Essa história não tem graça
Comediantes como Hannah Gadsby e Tig Notaro propõem humor de resistência e autoafirmação
“Ninguém nasce à frente de seu tempo. Isto é impossível. Os artistas não inventam o zeitgeist, eles respondem ao zeitgeist,” diz a comediante australiana Hannah Gadsby em “Nanette” (disponível na Netflix). Gadsby tem 40 anos, é lésbica e foi criada na remota Tasmânia, onde a homossexualidade era considerada ilegal até 1997.
Apesar de uma fama modesta, seu stand-up foi esmiuçado nos veículos mais importantes da imprensa internacional, graças ao burburinho nas redes sociais. Tanto o espetáculo como a sua repercussão são frutos de nosso zeitgeist —um período conturbado e de difícil assimilação dos reflexos do movimento #MeToo.
Em “Nanette”, Gadsby se nega a utilizar a comédia como ferramenta de superação pessoal. Ela não quer transformar a dor em piada, mas combater a razão da dor.
Muitos —em especial homens— discutem se o que Gadsby faz pode ser classificado como comédia. Abordar o sofrimento não é novidade. Sob efeito das drogas, Richard Pryor ateou fogo ao próprio corpo e, depois, debochou do ocorrido durante um stand-up. Mais recentemente, no especial “Tamborine”, Chris Rock falou do divórcio e da batalha judicial pela custódia das filhas. Nos dois casos, ninguém questionou se o que eles fizeram era humor.

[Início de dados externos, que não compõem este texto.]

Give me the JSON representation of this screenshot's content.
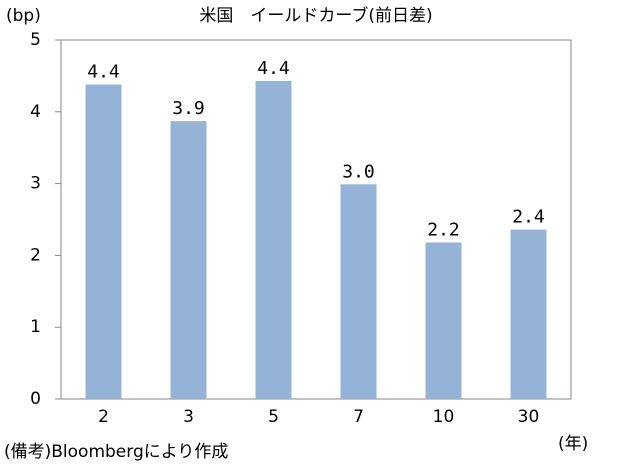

“Que tipo de comediante não é capaz de sequer fazer uma lésbica rir?”. Gadsby faz uma pausa e, com um sorriso malicioso, responde à própria pergunta: “Todos eles”. A plateia desmonta às gargalhadas, mas, mais adiante, ela revela por que fez a piada: “Vocês entendem o que a autodepreciação significa quando vem de alguém que já existe à margem? Não é humildade, é humilhação. Eu me desvalorizo para ter a permissão de falar, e eu não vou mais fazer isso”.
A comediante Tig Notaro —que, em 2012, recebeu um diagnóstico de câncer de mama e dias depois fez um show sobre a doença— comentou ao New York Times que “Nanette” deveria se tornar uma experiência obrigatória: “Vai ser muito interessante ver o que os comediantes vão fazer pós-‘Nanette’. Ela fez uma limpeza necessária do terreno para que possamos recomeçar”.
Depois do stand-up de 2012, Notaro se tornou protagonista de dois especiais na Netflix. “Happy to Be Here” (feliz por estar aqui, 2018), o mais recente, é um documentário de uma hora de duração sobre o seu relacionamento com sua mulher e a tentativa de ter filhos após a doença.
O sucesso dos shows das duas comediantes indicam um público carente por conexões com pessoas e não com “celebridades”.
Formada em história da arte, Gadsby desconstrói o culto à personalidade viril de Pablo Picasso e aproveita para questionar também a importância dada à reputação de homens como Harvey Weinstein, Woody Allen, Roman Polanski, Bill Cosby e Bill Clinton.
Quase no final de “Nanette”, a comediante relata as agressões que sofreu por ser mulher e lésbica: “Eu não conto isso para pensarem que sou uma vítima, conto porque a minha história tem valor e não vou permitir que ela seja destruída”.
Em “Rape Jokes” (piadas de estupro), disponível em seu site oficial, a humorista Cameron Esposito fala do abuso sexual que sofreu na universidade: “Eu costumava contar essa história em festas, como se fosse uma coisa engraçada que aconteceu comigo —isso é o quanto somos desligados do que fazemos […]. Até que alguém me disse: ‘Essa história não tem graça’”.
Há pouco tempo, em uma entrevista, a atriz e comediante Amy Schumer também admitiu arrependimento por ter tirado sarro de seu “quase-estupro” durante um standup: “Eu não consenti. Perdi minha virgindade enquanto dormia, e isso não é certo.”
A mudança de tom no tratamento de questões delicadas como estupro e homofobia não deve ser vista como uma sentença de morte para a comédia. Transformar todo sofrimento em risada pode parecer um ato heroico, mas pode ser também uma forma de fugir dos problemas em vez de encará-los, perpetuando a dor e a sensação de menos-valia.